The first National Manufacturing Day was celebrated at Booth Industries in Bolton last week on 7th July with a visit from Shadow Secretary of State for Business, Energy and Industrial Strategy Jonathan Reynolds MP.
World-renowned provider of multi-protection doorsets Booth Industries, along with manufacturers around the UK, opened its doors to give the local community a behind the scenes look at the facility and to showcase the range of highly-skilled jobs on offer in the industry.
Organised by the Manufacturer’s organisation MAKE UK, National Manufacturing Day aims to attract more local talent into the industry and demonstrate the value of manufacturing apprenticeships.
Following a tour of Booth’s facilities and a demonstration of its activities, Jonathan Reynolds Shadow Secretary of State for Business, Energy and Industrial Strategy said: “Manufacturing is a vibrant, growth sector and on Make UK’s first National Manufacturing Day, I am delighted to experience first-hand the opportunities that are available, as well as speaking to some of the apprentices at Booth Industries – a company that has been a part of the local community for generations.”
Established in 1873 Booth Industries specialises in certified engineered and bespoke multi-protection doorsets.
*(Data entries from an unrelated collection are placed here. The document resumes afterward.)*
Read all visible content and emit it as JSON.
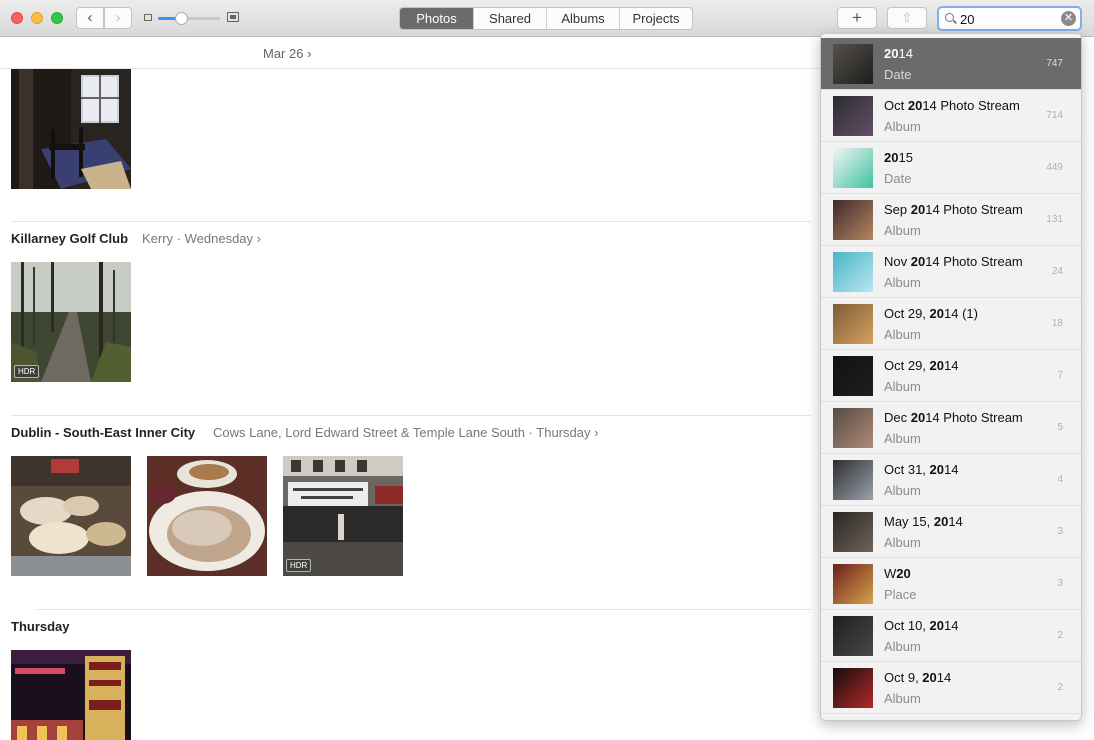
{
  "toolbar": {
    "back": "‹",
    "forward": "›",
    "zoom": 0.37,
    "tabs": [
      "Photos",
      "Shared",
      "Albums",
      "Projects"
    ],
    "active_tab": "Photos",
    "add": "+",
    "share": "⇧"
  },
  "search": {
    "value": "20",
    "clear": "✕"
  },
  "main": {
    "top_date": "Mar 26 ›",
    "sections": [
      {
        "title": "Killarney Golf Club",
        "sub": "Kerry  ·  Wednesday ›"
      },
      {
        "title": "Dublin - South-East Inner City",
        "sub": "Cows Lane, Lord Edward Street & Temple Lane South  ·  Thursday ›"
      },
      {
        "title": "Thursday",
        "sub": ""
      }
    ],
    "badges": [
      "HDR",
      "HDR"
    ]
  },
  "results": [
    {
      "pre": "",
      "bold": "20",
      "post": "14",
      "kind": "Date",
      "count": "747",
      "selected": true
    },
    {
      "pre": "Oct ",
      "bold": "20",
      "post": "14 Photo Stream",
      "kind": "Album",
      "count": "714"
    },
    {
      "pre": "",
      "bold": "20",
      "post": "15",
      "kind": "Date",
      "count": "449"
    },
    {
      "pre": "Sep ",
      "bold": "20",
      "post": "14 Photo Stream",
      "kind": "Album",
      "count": "131"
    },
    {
      "pre": "Nov ",
      "bold": "20",
      "post": "14 Photo Stream",
      "kind": "Album",
      "count": "24"
    },
    {
      "pre": "Oct 29, ",
      "bold": "20",
      "post": "14 (1)",
      "kind": "Album",
      "count": "18"
    },
    {
      "pre": "Oct 29, ",
      "bold": "20",
      "post": "14",
      "kind": "Album",
      "count": "7"
    },
    {
      "pre": "Dec ",
      "bold": "20",
      "post": "14 Photo Stream",
      "kind": "Album",
      "count": "5"
    },
    {
      "pre": "Oct 31, ",
      "bold": "20",
      "post": "14",
      "kind": "Album",
      "count": "4"
    },
    {
      "pre": "May 15, ",
      "bold": "20",
      "post": "14",
      "kind": "Album",
      "count": "3"
    },
    {
      "pre": "W",
      "bold": "20",
      "post": "",
      "kind": "Place",
      "count": "3"
    },
    {
      "pre": "Oct 10, ",
      "bold": "20",
      "post": "14",
      "kind": "Album",
      "count": "2"
    },
    {
      "pre": "Oct 9, ",
      "bold": "20",
      "post": "14",
      "kind": "Album",
      "count": "2"
    }
  ]
}
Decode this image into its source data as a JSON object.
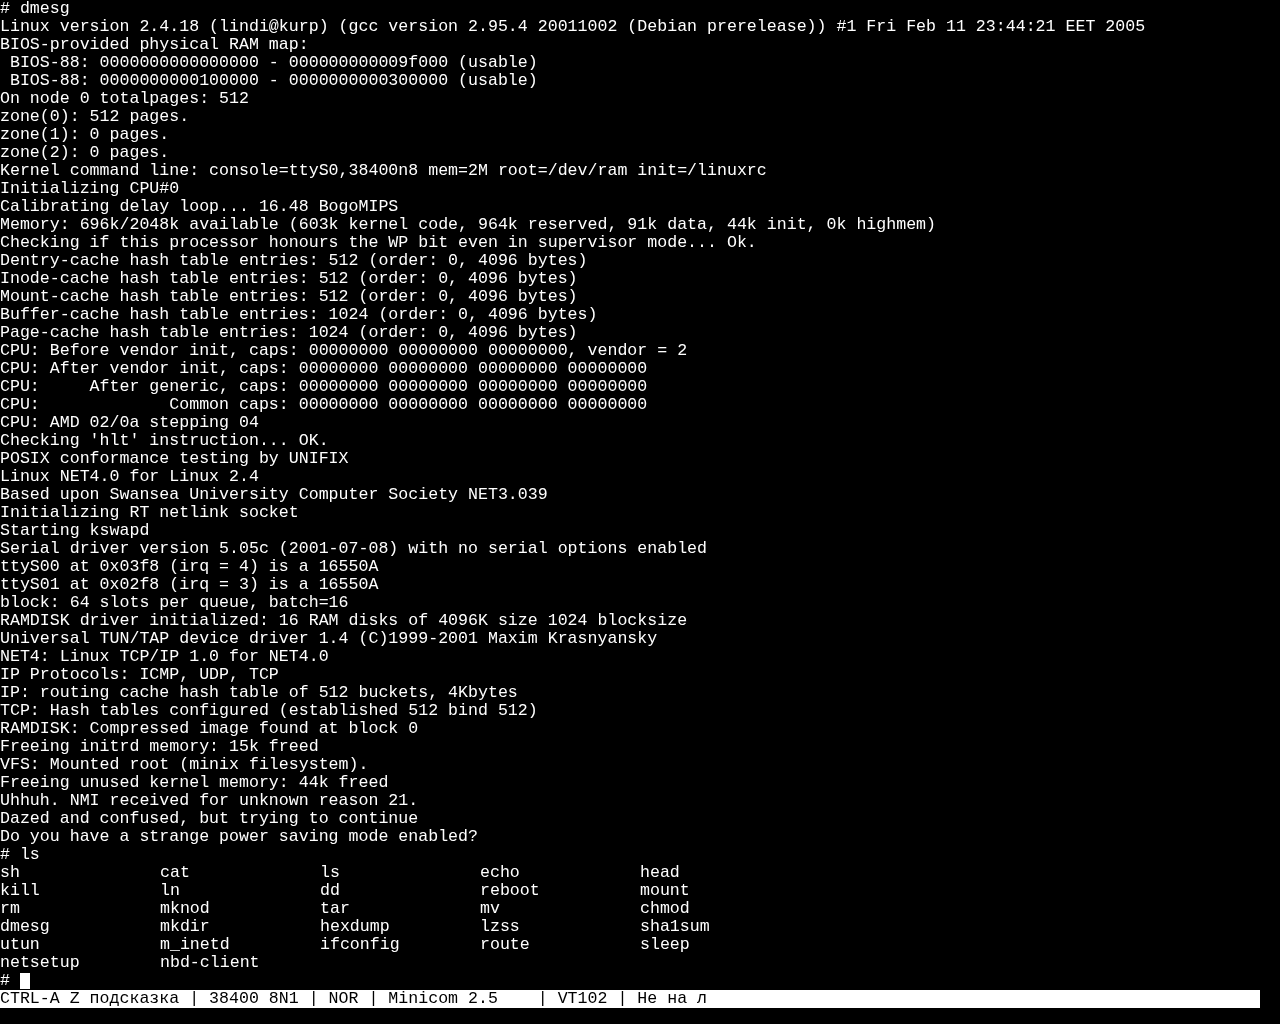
{
  "terminal": {
    "blocks": [
      {
        "command": "# dmesg",
        "output": [
          "Linux version 2.4.18 (lindi@kurp) (gcc version 2.95.4 20011002 (Debian prerelease)) #1 Fri Feb 11 23:44:21 EET 2005",
          "BIOS-provided physical RAM map:",
          " BIOS-88: 0000000000000000 - 000000000009f000 (usable)",
          " BIOS-88: 0000000000100000 - 0000000000300000 (usable)",
          "On node 0 totalpages: 512",
          "zone(0): 512 pages.",
          "zone(1): 0 pages.",
          "zone(2): 0 pages.",
          "Kernel command line: console=ttyS0,38400n8 mem=2M root=/dev/ram init=/linuxrc",
          "Initializing CPU#0",
          "Calibrating delay loop... 16.48 BogoMIPS",
          "Memory: 696k/2048k available (603k kernel code, 964k reserved, 91k data, 44k init, 0k highmem)",
          "Checking if this processor honours the WP bit even in supervisor mode... Ok.",
          "Dentry-cache hash table entries: 512 (order: 0, 4096 bytes)",
          "Inode-cache hash table entries: 512 (order: 0, 4096 bytes)",
          "Mount-cache hash table entries: 512 (order: 0, 4096 bytes)",
          "Buffer-cache hash table entries: 1024 (order: 0, 4096 bytes)",
          "Page-cache hash table entries: 1024 (order: 0, 4096 bytes)",
          "CPU: Before vendor init, caps: 00000000 00000000 00000000, vendor = 2",
          "CPU: After vendor init, caps: 00000000 00000000 00000000 00000000",
          "CPU:     After generic, caps: 00000000 00000000 00000000 00000000",
          "CPU:             Common caps: 00000000 00000000 00000000 00000000",
          "CPU: AMD 02/0a stepping 04",
          "Checking 'hlt' instruction... OK.",
          "POSIX conformance testing by UNIFIX",
          "Linux NET4.0 for Linux 2.4",
          "Based upon Swansea University Computer Society NET3.039",
          "Initializing RT netlink socket",
          "Starting kswapd",
          "Serial driver version 5.05c (2001-07-08) with no serial options enabled",
          "ttyS00 at 0x03f8 (irq = 4) is a 16550A",
          "ttyS01 at 0x02f8 (irq = 3) is a 16550A",
          "block: 64 slots per queue, batch=16",
          "RAMDISK driver initialized: 16 RAM disks of 4096K size 1024 blocksize",
          "Universal TUN/TAP device driver 1.4 (C)1999-2001 Maxim Krasnyansky",
          "NET4: Linux TCP/IP 1.0 for NET4.0",
          "IP Protocols: ICMP, UDP, TCP",
          "IP: routing cache hash table of 512 buckets, 4Kbytes",
          "TCP: Hash tables configured (established 512 bind 512)",
          "RAMDISK: Compressed image found at block 0",
          "Freeing initrd memory: 15k freed",
          "VFS: Mounted root (minix filesystem).",
          "Freeing unused kernel memory: 44k freed",
          "Uhhuh. NMI received for unknown reason 21.",
          "Dazed and confused, but trying to continue",
          "Do you have a strange power saving mode enabled?"
        ]
      },
      {
        "command": "# ls",
        "listing": [
          "sh",
          "cat",
          "ls",
          "echo",
          "head",
          "kill",
          "ln",
          "dd",
          "reboot",
          "mount",
          "rm",
          "mknod",
          "tar",
          "mv",
          "chmod",
          "dmesg",
          "mkdir",
          "hexdump",
          "lzss",
          "sha1sum",
          "utun",
          "m_inetd",
          "ifconfig",
          "route",
          "sleep",
          "netsetup",
          "nbd-client"
        ]
      }
    ],
    "prompt": "#",
    "cursor": true
  },
  "status_bar": {
    "text": "CTRL-A Z подсказка | 38400 8N1 | NOR | Minicom 2.5    | VT102 | Не на л"
  }
}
Acquired out of administration in 2019, it has undergone an impressive turnaround under its new owners, securing a wealth of new contracts and delivering on some of the UK’s most recent, high-profile projects including the new London underground Elizabeth Line and HS2.
“We are delighted to participate in the first National Manufacturing Day. It’s such a great way to showcase the wonderful opportunities in manufacturing to the wider community, including local schools, and is a chance to inspire students and promote the industry as a potential career path,” said Mike Jenkinson, managing director at Booth Industries.
To mark the inaugural National Manufacturing Day, Make UK has published a short bulletin, Manufacturing: State of the Industry, the Potential for Growth which suggests that growing manufacturing’s contribution from the current 10% to 15% of GDP would deliver £142 billion to Britain’s economy and would help to achieve the Government’s desire to level up large swathes of the country.
It has also called on Government to work with industry to develop a reinvigorated Industrial Strategy to help turbo-boost untapped potential.
“Government has already identified manufacturing as a growth sector and has done much to support it, firstly through incredibly challenging environment of the pandemic and with a series of measures to help the sector bounce back as trade started to normalise,” added Stephen Phipson, CEO of Make UK.
“However, to further tap into the growth, agility and resilience Britain’s manufacturers have shown over the last two years, imaginative solutions are needed to make sure the full potential is reached. It is not an overly ambitious target to say that manufacturing can grow to deliver 15% share of UK GDP, but Government does need to help companies be confident enough to make big investment decisions by helping with some key incentives such as making the Annual Investment Allowance increase permanent and expanding the R&D tax relief scheme to include capital expenditure.”
According to figures from Make UK, manufacturing currently provides 335,000 jobs in the North West, with salaries typically a third higher than the regional average. It also supports almost 30,000 apprenticeships.